Pat Brown is a wealth manager in the Lawrence, Kansas-based office of Creative Planning and the founder of Financial Literacy for Student Athletes. Credit: Pat Brown
Four years ago, when the National Collegiate Athletic Association began allowing name, image and likeness pay for student athletes, financial advisor Pat Brown heard from his alma mater. The onetime all-conference linebacker with the University of Kansas Jayhawks football team got an invite to speak to the men’s basketball team about financial literacy from Fred Quartlebaum, the “blue-blood” NCAA hoops program’s director of basketball operations.
“When NIL started, he was the first person to call me up,” Brown said in an interview. “From a background standpoint, a lot of the athletes are going to be African American, and there’s not a lot of representation in the financial world.”
That meeting inspired Brown, a wealth manager in the Lawrence, Kansas-based office of Creative Planning, to create an organization called Financial Literacy for Student Athletes, where he leads pro bono coaching and educational seminars for college athletes at programs across the country as NIL deals accumulate in size and volume around the NCAA. Now, with the help of a fleet of a half dozen new websites, he’s expanding those efforts. He aims to reach more parents and coaches and branch into the legal and medical fields, as well as collaborate with Black-owned beauty firms and barbershops.

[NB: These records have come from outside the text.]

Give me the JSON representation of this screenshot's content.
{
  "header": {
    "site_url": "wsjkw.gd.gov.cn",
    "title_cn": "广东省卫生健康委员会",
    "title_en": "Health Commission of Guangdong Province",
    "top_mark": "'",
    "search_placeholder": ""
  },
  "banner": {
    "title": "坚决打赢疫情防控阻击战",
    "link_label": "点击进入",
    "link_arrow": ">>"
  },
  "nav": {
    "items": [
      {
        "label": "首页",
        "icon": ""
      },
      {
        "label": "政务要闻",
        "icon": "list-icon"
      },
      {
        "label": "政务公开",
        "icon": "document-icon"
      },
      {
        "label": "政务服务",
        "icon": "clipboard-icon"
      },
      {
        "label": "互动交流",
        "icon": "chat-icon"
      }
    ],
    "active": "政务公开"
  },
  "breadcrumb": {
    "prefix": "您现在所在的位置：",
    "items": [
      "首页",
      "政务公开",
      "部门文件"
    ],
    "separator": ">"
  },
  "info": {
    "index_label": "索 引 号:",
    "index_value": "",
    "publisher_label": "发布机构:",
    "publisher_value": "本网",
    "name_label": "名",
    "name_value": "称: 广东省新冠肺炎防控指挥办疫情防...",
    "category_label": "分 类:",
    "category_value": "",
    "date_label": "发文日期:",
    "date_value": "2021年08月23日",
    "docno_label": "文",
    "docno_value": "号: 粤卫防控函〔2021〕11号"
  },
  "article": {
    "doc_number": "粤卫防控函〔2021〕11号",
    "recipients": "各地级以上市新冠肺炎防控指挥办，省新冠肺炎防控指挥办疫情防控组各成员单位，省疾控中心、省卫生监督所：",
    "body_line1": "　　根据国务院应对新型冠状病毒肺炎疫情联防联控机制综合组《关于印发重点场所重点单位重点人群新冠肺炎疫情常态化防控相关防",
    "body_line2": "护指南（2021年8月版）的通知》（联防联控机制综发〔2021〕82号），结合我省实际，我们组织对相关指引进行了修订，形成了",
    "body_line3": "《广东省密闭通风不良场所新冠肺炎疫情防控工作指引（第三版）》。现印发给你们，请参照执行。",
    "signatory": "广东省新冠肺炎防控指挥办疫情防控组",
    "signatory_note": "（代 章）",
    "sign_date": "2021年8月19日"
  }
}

The “a-ha moment” came when a couple of Brown’s clients who are doctors at the Kansas University Medical Center told him they were “just embarrassed that we don’t know this stuff,” Brown said in an interview.
“The clients that I have who are doctors, they just don’t get taught this stuff, and they normally don’t take these courses dealing with exposure to financial topics,” he said. “My passion and my little soapbox is exposure to financial literacy. … A lot of these professions deal with money. They’re making quite a bit of money, so I think it’s important to have exposure at a basic level as opposed to just getting thrust right into it.”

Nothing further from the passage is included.